Engineering single-atom Mn on nitrogen-doped carbon to regulate lithium-peroxide reaction kinetics for rechargeable lithium-oxygen batteries

Abstract

Precision engineering of catalytic sites to guide more favorable pathways for Li2O2 nucleation and decomposition represents an enticing kinetic strategy for mitigating overpotential, enhancing discharge capacity, and improving recycling stability of Li-O2 batteries. In this work, we employ metal–organic frameworks (MOFs) derivation and ion substitution strategies to construct atomically dispersed Mn-N4 moieties on hierarchical porous nitrogen-doped carbon (Mn SAs-NC) with the aim of reducing the overpotential and improving the cycling stability of Li-O2 batteries. The porous structure provides more channels for mass transfer and exposes more highly active sites for electrocatalytic reactions, thus promoting the formation and decomposition of Li2O2. The Li-O2 batteries with Mn SAs-NC cathode achieve lower overpotential, higher specific capacity (14290 mA h g−1 at 100 mA g−1), and superior cycle stability (>100 cycles at 200 mA g−1) compared with the Mn NPs-NC and NC. Density functional theory (DFT) calculations reveal that the construction of Mn-N4 moiety tunes the charge distribution of the pyridinic N-rich vacancy and balances the affinity of the intermediates (LiO2 and Li2O2).

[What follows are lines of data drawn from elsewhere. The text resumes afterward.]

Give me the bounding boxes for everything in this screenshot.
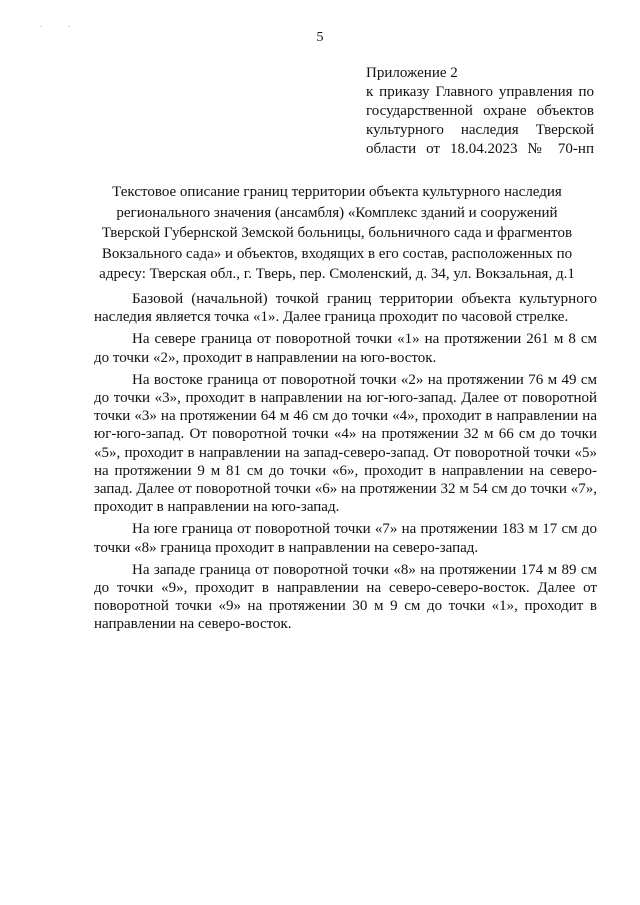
paragraph-north-border: На севере граница от поворотной точки «1» на протяжении 261 м 8 см до точки «2», проходит в направлении на юго-восток.	[94, 331, 597, 366]
appendix-line-3: государственной охране объектов	[366, 103, 594, 119]
appendix-line-4: культурного наследия Тверской	[366, 122, 594, 138]
title-line-1: Текстовое описание границ территории объекта культурного наследия	[112, 184, 562, 200]
appendix-line-1: Приложение 2	[366, 65, 458, 81]
paragraph-base-point: Базовой (начальной) точкой границ территории объекта культурного наследия является точка «1». Далее граница проходит по часовой стрелке.	[94, 291, 597, 326]
appendix-line-2: к приказу Главного управления по	[366, 84, 594, 100]
paragraph-east-border: На востоке граница от поворотной точки «2» на протяжении 76 м 49 см до точки «3», проходит в направлении на юг-юго-запад. Далее от поворотной точки «3» на протяжении 64 м 46 см до точки «4», проходит в направлении на юг-юго-запад. От поворотной точки «4» на протяжении 32 м 66 см до точки «5», проходит в направлении на запад-северо-запад. От поворотной точки «5» на протяжении 9 м 81 см до точки «6», проходит в направлении на северо-запад. Далее от поворотной точки «6» на протяжении 32 м 54 см до точки «7», проходит в направлении на юго-запад.	[94, 371, 597, 516]
appendix-line-5: области от 18.04.2023 № 70-нп	[366, 141, 594, 157]
scan-artifact-dots: . .	[40, 20, 82, 29]
paragraph-west-border: На западе граница от поворотной точки «8» на протяжении 174 м 89 см до точки «9», проходит в направлении на северо-северо-восток. Далее от поворотной точки «9» на протяжении 30 м 9 см до точки «1», проходит в направлении на северо-восток.	[94, 561, 597, 633]
title-line-3: Тверской Губернской Земской больницы, больничного сада и фрагментов	[101, 225, 573, 241]
paragraph-south-border: На юге граница от поворотной точки «7» на протяжении 183 м 17 см до точки «8» граница проходит в направлении на северо-запад.	[94, 521, 597, 556]
page-number: 5	[316, 30, 324, 45]
document-title	[82, 182, 592, 285]
appendix-header	[366, 64, 594, 159]
document-body	[94, 290, 597, 638]
title-line-2: регионального значения (ансамбля) «Комплекс зданий и сооружений	[116, 204, 558, 221]
title-line-4: Вокзального сада» и объектов, входящих в его состав, расположенных по	[101, 245, 573, 262]
title-line-5: адресу: Тверская обл., г. Тверь, пер. Смоленский, д. 34, ул. Вокзальная, д.1	[99, 266, 575, 282]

The initial nucleation of Li2O2 on Mn SAs-NC favors the O2 → LiO2 → Li2O2 surface-adsorption pathway, which mitigates the overpotentials of the oxygen reduction (ORR) and oxygen evolution reaction (OER). As a result, Mn SAs-NC with Mn-N4 moiety effectively facilitates the Li2O2 nucleation and enables its reversible decomposition. This work establishes a methodology for constructing carbon-based electrocatalysts with high activity and selectivity for Li-O2 batteries.